Property purchases remained the leading reason for taking out finance. However, the number of brokers citing property deals fell by six percentage points to 51%. In contrast, refinancing existing debt rose to 24%, and borrowing for business growth climbed to 23%.
For the first time, the SME Pulse explored conditions within specific commercial sectors.
In the modern industrial sector, 40% of brokers reported that their clients were feeling the effects of higher energy prices and supply chain issues. About 31% said their clients had not been affected.
Food and hospitality was another focus area. Here, 43% of brokers saw steady or rising borrowing demand. Restaurants and cafes showed the strongest growth, with 29% of advisers noting an increase, followed by 20% for pubs and bars, and 13% for food manufacturers.
The survey also found that brokers are facing fewer difficulties in securing funding for clients. Fewer than 25% said they struggled to access finance, an improvement from 2024 when roughly a third of brokers reported challenges.
Respondents credited wider lender participation and stronger appetite for lending as key reasons for the better environment.
“It’s enormously encouraging that so few brokers in our latest SME Pulse are reporting a drop in demand from their business clients, despite the various economic headwinds they have faced at the start of 2025,” said Tom Renwick (pictured), head of business lending at Atom bank. “This shows the level of confidence among British businesses at the moment, and suggests they believe this is the right time to raise the funds needed to support their growth plans.

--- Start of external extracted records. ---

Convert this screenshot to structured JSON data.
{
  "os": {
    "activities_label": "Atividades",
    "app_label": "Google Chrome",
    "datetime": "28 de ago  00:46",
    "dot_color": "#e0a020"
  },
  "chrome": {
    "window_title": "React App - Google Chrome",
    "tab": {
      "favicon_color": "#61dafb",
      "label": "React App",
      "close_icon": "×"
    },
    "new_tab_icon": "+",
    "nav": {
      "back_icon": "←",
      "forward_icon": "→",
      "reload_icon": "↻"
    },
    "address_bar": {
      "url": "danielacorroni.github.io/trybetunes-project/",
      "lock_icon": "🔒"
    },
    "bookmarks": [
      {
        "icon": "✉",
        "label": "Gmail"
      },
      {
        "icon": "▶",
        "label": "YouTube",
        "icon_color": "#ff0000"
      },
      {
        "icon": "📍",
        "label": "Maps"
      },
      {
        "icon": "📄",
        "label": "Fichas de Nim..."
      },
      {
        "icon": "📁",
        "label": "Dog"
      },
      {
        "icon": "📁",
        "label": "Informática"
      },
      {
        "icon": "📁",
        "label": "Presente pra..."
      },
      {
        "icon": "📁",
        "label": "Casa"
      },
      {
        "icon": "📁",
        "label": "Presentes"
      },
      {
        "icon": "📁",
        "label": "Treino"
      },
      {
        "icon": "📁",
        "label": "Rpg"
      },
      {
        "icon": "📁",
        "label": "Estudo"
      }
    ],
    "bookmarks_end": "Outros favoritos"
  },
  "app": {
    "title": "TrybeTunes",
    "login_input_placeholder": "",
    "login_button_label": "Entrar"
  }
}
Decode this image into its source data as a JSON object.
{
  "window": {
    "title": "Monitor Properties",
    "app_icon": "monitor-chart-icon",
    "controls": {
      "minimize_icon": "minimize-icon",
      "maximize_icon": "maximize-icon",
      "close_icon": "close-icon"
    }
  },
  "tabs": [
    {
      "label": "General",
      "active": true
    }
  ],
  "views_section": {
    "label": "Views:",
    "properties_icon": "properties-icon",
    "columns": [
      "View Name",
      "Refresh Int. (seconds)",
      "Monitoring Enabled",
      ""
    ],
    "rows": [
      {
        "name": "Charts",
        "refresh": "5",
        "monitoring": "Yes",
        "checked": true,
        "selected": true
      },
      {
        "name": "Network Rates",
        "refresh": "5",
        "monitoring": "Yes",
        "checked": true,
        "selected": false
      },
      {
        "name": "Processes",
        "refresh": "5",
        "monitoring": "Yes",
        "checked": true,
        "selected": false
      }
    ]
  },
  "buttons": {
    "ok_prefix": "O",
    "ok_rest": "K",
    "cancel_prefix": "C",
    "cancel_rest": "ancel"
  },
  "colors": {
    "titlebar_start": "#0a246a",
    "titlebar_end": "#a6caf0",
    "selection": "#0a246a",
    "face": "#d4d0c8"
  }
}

“It will be interesting to track whether the introduction of trade tariffs by the US, and the subsequent market turmoil, has any impact on their plans in future editions of the Pulse survey.
“It’s also good to see that access to funding is becoming easier. While it’s disappointing that a quarter of brokers are experiencing issues in securing the funds their clients need, the sharp drop reported from Q4 2024 suggests that lender appetites are improving.”